Sokura Nishiki
(scénario & dessin)
d’après Tsukasa Hojo

City Hunter Rebirth, tome 4

Manga, polar / humour
Publié en VF le 07 novembre 2019 chez Ki-oon
Publié en VO là partir de 2017 par Tokuma Shoten dans Comic Zenon (« Kyou Kara City Hunter »)

Pour Saori, la vie suit désormais son cours dans l’univers de City Hunter… Mais, à sa grande surprise, elle n’est pas la seule à se retrouver dans cette étrange situation : elle se lie d’amitié avec Yurika, une écolière au caractère bien trempé qui, comme elle, n’est autre qu’une adulte dans un corps de petite fille… et une fan inconditionnelle de Ryo !
Seulement, depuis quelque temps, la collégienne semble soucieuse… Ses affaires disparaissent mystérieusement ! Takehiko, un de ses copains de classe, décide donc d’enquêter et tombe nez à nez avec son professeur, qui n’hésite pas à l’accuser du vol…

Et ben voilà ce n’était pas difficile : avec ce tome 4 le mangaka sort des sentiers battus donc d’une zone de confort ronronnante pour faire du neuf, avec des enjeux différents du manga d’origine donc un véritable suspens. Au début Kaori / Saori et Yurika Tojo-In se disent que Tsukasa Hojo n’a pas raconté toute les vie de leurs héros favori dans leur manga chéri, jusqu’au moment où elles comprennent qu’en arpentant les voies de l’inconnu elles ne savent pas par avance ce qu’il va se passer donc qu’elles risquent désormais leurs vies…

C’est dommage que commencer par une 1ère partie très Sous un Rayon de Soleil : on reprend l’adulte piégée dans un corps d’enfant qui revit les joies et les peines de l’enfance, sauf que le pédéraste érotomane qui faisait plus figure de pré-adolescent attardé qu’autre chose est ici remplacé par un authentique psychopathe qui vit du business de la pédérastie (et on n’ose imaginer le pire).
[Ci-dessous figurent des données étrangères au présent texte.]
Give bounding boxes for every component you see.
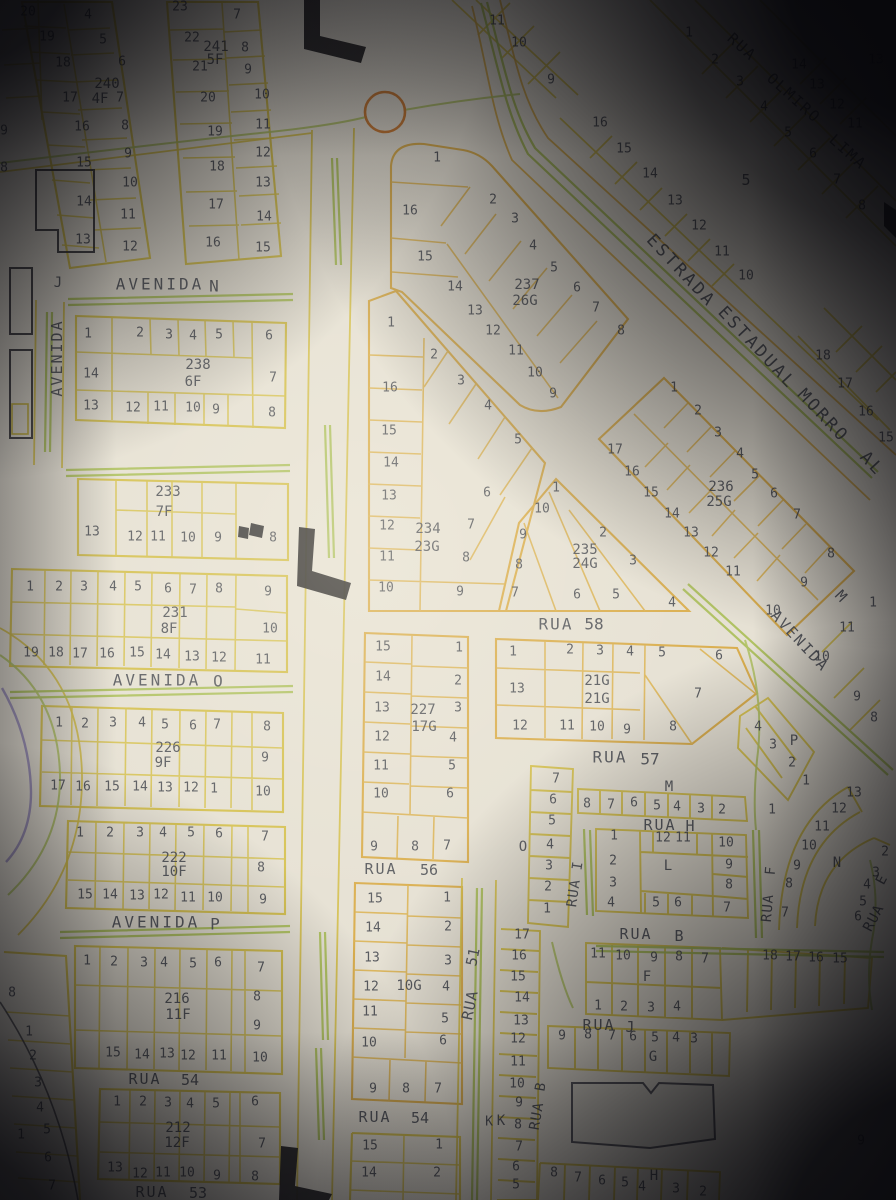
map-label: 10 (252, 1051, 268, 1066)
map-label: 4 (607, 896, 615, 911)
map-label: 17 (62, 91, 78, 106)
map-label: 238 (185, 357, 210, 373)
map-label: 9 (800, 576, 808, 591)
map-label: 12 (122, 240, 138, 255)
map-label: 9 (0, 124, 8, 139)
map-label: 6F (185, 374, 202, 390)
map-label: 12 (363, 980, 379, 995)
map-label: O (213, 672, 223, 691)
map-label: 10 (511, 36, 527, 51)
map-label: 12 (132, 1167, 148, 1182)
map-label: 1 (802, 774, 810, 789)
map-label: 8 (617, 324, 625, 339)
map-label: 5 (658, 646, 666, 661)
map-label: 6 (598, 1174, 606, 1189)
map-label: 4 (159, 826, 167, 841)
map-label: 15 (832, 952, 848, 967)
map-label: LIMA (826, 131, 871, 174)
map-label: 54 (181, 1071, 199, 1089)
map-label: 1 (55, 716, 63, 731)
map-label: 10 (361, 1036, 377, 1051)
map-label: 4 (449, 731, 457, 746)
map-label: 14 (642, 167, 658, 182)
map-label: 9 (519, 528, 527, 543)
map-label: 26G (512, 293, 537, 309)
map-label: 10 (615, 949, 631, 964)
map-label: 1 (26, 580, 34, 595)
map-label: 15 (878, 431, 894, 446)
map-label: 9 (857, 1134, 865, 1149)
map-label: 8 (669, 720, 677, 735)
map-label: 5 (215, 328, 223, 343)
map-label: 6 (629, 1030, 637, 1045)
map-label: 212 (165, 1120, 190, 1136)
map-label: N (209, 277, 219, 296)
map-label: 13 (83, 399, 99, 414)
map-label: 1 (552, 481, 560, 496)
map-label: E (873, 873, 891, 888)
map-label: 7 (723, 901, 731, 916)
map-label: 15 (510, 970, 526, 985)
map-label: 7 (511, 586, 519, 601)
map-label: 19 (39, 30, 55, 45)
map-label: 5 (512, 1178, 520, 1193)
map-label: 15 (367, 892, 383, 907)
map-label: 15 (129, 646, 145, 661)
map-label: 5 (859, 895, 867, 910)
map-label: 15 (616, 142, 632, 157)
map-label: 6 (770, 487, 778, 502)
map-label: 5 (441, 1012, 449, 1027)
map-label: 10 (207, 891, 223, 906)
map-label: RUA (358, 1108, 391, 1126)
map-label: 12 (180, 1049, 196, 1064)
map-label: 8 (121, 119, 129, 134)
map-label: 6 (446, 787, 454, 802)
map-label: 14 (365, 921, 381, 936)
map-label: 4 (546, 838, 554, 853)
map-label: 4 (138, 716, 146, 731)
map-label: 3 (165, 328, 173, 343)
map-label: 2 (544, 880, 552, 895)
map-label: 17 (72, 647, 88, 662)
map-label: 15 (255, 241, 271, 256)
map-label: 14 (791, 58, 807, 73)
map-label: 9F (155, 755, 172, 771)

Le professeur Goda a toujours été premier en tout, il est persuadé d’être parfait et supérieur au reste du monde, et que donc il a tous les droits y compris exploiter et terroriser des enfants et qu’il doit rester impuni parce qu’il serait un génie… Bref un hominus crevaricus comme les élites autoproclamés en compte tant qui insupportent autant Tsukasa Hojo que Sokura Nishiki (n’est-ce pas, Madame Ségolène Royale alias la Dame Blanche du Poitou). Pas de chance pour lui, Ryo Saeba et Umibozu les terreurs de Shinjuku ont pris le petit Takehiko sous leurs ailes donc il va prendre cher !!! Et pour Takehiko l’avenir est désormais tout tracé : quand il sera grand il sera comme Falcon et fera comme Falcon…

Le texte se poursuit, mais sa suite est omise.